Alberto Porfírio (Quixadá) Mestre Porfírio, um habitante do país das lendas In memoriam

 

Existe um lugar para onde as lendas vão depois que deixam este mundo. Pois é lá nesse lugar que mora o mestre Alberto Porfírio, lenda cearense de Quixadá que um dia arrumou o matulão com os poucos cacarecos que a pobreza permitia, umas mudas de roupa puída e a viola, ah, a viola! Podia até deixar o resto, mas a viola ia, tinha de ir, que sem viola mestre Porfírio era um “pra nada”. Pois não se concebe repentista e cordelista sem viola, num é mermo?
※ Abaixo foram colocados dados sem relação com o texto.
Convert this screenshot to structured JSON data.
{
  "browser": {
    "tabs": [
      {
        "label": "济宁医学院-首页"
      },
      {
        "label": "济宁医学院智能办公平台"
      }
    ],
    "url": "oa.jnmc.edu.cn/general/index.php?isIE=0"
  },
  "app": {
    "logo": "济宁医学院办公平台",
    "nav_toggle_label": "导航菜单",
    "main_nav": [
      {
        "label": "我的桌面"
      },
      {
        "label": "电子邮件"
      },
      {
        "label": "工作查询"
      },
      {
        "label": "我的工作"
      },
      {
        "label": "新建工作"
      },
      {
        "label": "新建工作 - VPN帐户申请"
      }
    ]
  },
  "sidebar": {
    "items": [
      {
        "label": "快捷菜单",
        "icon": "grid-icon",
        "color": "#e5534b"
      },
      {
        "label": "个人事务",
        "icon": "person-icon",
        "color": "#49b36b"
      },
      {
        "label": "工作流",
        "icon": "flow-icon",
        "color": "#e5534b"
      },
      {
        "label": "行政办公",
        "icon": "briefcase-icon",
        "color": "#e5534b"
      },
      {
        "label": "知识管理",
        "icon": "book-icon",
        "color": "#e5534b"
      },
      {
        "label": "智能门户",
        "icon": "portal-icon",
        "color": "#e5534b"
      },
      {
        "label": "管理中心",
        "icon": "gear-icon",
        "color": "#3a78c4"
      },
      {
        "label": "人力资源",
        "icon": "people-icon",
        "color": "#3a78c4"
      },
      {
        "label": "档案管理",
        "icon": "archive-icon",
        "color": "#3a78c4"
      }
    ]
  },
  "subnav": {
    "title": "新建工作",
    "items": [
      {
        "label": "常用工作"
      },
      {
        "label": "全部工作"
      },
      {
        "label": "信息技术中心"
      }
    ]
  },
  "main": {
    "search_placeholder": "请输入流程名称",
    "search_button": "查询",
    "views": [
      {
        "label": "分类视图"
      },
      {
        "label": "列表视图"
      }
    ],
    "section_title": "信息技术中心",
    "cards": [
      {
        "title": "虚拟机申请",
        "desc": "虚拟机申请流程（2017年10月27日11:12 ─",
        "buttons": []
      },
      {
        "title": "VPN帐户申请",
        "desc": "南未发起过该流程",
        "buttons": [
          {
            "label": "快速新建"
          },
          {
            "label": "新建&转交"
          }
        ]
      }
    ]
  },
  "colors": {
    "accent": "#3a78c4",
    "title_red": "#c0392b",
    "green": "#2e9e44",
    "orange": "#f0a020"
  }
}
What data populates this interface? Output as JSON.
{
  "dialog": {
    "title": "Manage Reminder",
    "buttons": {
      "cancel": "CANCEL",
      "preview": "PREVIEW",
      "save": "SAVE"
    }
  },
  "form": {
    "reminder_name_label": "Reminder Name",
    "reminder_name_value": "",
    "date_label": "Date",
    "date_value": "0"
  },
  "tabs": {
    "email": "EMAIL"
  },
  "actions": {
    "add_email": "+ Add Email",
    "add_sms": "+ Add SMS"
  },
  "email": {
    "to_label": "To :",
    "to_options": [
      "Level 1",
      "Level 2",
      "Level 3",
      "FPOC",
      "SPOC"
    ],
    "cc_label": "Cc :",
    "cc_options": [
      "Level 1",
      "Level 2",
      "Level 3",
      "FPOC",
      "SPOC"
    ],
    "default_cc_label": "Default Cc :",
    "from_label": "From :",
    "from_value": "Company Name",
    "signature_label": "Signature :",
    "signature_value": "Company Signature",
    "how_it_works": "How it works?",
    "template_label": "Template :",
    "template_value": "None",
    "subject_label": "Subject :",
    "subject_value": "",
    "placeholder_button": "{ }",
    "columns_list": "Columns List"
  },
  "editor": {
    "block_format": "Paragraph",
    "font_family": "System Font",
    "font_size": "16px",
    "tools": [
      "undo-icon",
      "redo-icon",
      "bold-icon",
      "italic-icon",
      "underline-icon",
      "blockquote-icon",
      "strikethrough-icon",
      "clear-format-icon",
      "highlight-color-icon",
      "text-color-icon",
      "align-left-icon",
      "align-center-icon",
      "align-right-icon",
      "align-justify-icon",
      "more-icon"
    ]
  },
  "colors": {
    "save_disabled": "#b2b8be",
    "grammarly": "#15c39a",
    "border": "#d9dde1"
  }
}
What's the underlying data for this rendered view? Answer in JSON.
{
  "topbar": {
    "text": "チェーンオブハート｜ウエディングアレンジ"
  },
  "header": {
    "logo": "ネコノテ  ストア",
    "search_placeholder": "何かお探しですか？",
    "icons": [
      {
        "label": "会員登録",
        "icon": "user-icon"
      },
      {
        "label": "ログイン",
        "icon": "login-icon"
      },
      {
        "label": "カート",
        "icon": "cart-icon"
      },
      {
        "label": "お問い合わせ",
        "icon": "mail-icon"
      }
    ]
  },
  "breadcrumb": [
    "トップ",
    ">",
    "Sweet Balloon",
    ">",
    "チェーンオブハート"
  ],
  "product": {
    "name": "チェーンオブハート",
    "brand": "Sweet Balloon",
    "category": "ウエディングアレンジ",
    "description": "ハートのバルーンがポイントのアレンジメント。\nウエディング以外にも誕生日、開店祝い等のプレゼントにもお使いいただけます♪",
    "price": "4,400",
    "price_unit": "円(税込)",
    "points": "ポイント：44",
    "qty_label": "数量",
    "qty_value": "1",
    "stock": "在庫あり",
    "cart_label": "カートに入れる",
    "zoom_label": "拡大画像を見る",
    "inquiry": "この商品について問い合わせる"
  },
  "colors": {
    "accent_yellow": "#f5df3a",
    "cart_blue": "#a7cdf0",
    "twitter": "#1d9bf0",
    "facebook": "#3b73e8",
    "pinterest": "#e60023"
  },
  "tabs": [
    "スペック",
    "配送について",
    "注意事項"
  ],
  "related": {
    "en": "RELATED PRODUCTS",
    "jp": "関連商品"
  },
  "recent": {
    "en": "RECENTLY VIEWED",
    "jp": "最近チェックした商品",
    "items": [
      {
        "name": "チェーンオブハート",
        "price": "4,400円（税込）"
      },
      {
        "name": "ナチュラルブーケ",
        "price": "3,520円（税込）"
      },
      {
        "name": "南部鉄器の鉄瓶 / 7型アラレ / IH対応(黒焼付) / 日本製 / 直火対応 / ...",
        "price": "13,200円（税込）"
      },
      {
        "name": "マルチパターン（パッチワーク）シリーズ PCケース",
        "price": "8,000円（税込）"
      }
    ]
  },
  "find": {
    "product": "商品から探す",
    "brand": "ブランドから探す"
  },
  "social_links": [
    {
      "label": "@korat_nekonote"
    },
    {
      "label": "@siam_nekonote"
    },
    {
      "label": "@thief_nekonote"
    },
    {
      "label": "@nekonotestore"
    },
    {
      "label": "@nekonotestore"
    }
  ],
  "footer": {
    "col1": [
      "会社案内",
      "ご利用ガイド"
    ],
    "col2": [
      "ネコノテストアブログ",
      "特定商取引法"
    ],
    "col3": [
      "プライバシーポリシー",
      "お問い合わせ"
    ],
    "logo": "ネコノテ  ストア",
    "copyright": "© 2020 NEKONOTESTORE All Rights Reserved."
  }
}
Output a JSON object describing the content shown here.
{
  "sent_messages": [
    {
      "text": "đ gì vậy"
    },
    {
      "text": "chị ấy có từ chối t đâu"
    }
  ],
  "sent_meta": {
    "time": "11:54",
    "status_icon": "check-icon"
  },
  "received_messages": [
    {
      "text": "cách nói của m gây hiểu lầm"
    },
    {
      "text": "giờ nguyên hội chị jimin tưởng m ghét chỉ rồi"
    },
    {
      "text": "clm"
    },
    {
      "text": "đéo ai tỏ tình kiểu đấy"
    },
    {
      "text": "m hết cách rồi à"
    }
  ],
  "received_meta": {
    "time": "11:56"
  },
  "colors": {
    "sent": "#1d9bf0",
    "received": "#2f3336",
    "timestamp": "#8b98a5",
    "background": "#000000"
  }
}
Que nem goiabada sem queijo, mexicano sem sombrero, Romeu sem Julieta. A bichinha tinha de ir, e foi. Mestre Porfírio rodou por esse mundão de meu Deus até surgir uma proposta boa: ir pro meio da floresta amazônica raspar os pés de seringueira e extrair borracha, o ouro daquele tempo. Os olhos brilharam. Podia enricar! Mas aí o mestre matutou bem, matutou de novo e decidiu: vou é nada! E olha que já tinha até se vacinado e se alistado. Até vendera a violinha querida! Quando foi tomado por uma luz: vôte, vou não!,que a saudade do sertão é maior e eu vou já é amarrar a mala velha com as cordas e pegar a estrada.

 

Não deu outra. Largou-se Ceará a dentro, porque saudade de nordestino é coisa séria, meu senhor, minha senhora. É como diz Gonzaga: amarga que nem jiló. Mestre Porfírio preferiu ficar pelo sertãozinho querido, biscateando, ponteando viola, fazendo versos e arrancando cantigas nascidas lá dos dentros do coração dele.

 

Pra quem conhece o cenário da poesia popular nordestina, Alberto Porfírio se ombreia aos maiores, em todas as eras. O escritor Rouxinol Guimarães, conhecedor de sua obra, assegura que ele era “excelente repentista, além de escultor e cordelista”. O mesmo Rouxinol, que conheceu a arte do verso dele quando ainda era criança, é testemunha viva: “Era um artista completo. Não deixa nada a dever ao nosso Patativa”.  Quanto à inteligência de Porfírio, arremata com uma história real, que presenciou: “Se você pegasse o livro de sonetos, podia abrir e dizer a página que ele dizia o soneto inteiro de memória”.

 

Eu mesmo tive a prova, quando um dia, lá vai é tempo, meu amigo e filho dele, o fotógrafo Zé Alberto, me apareceu com um senhor ao lado (o próprio mestre) e uma porção de folhas de papel ofício datilografadas com versos da melhor qualidade. Pedia-me (logo a mim, que morro de inveja de quem consegue produzir aquelas maravilhas!) que escrevesse texto para a contracapa do primeiro livro do mestre, com quem logo entabulei conversa animada. Nem precisou pedir duas vezes: catei a maçaroca de papéis, fui pra casa e entrei pela noite me deliciando com a arte do repente e do cordel que sempre me chamou a atenção. Dia seguinte o texto estava pronto. Pouco tempo depois o livro me foi trazido pelo Zé Alberto, com quem trabalhei anos a fio na sucursal do querido “Jornal do Brasil” em Brasília, a redação mais animada e inteligente, onde dei os primeiros passos no jornalismo.

 

Na época, chamou-me a atenção uma frase do mestre, lá pelo final da obra, onde ele afirmava que “a poesia matuta, dentro em breve, não passará de peça de museu”. E eu escrevia que, ao ler isso, o sentimento era de dor, embora concordasse com ele, dado o desprezo com que, à época, a arte de repentistas e cordelistas era tratada no Brasil.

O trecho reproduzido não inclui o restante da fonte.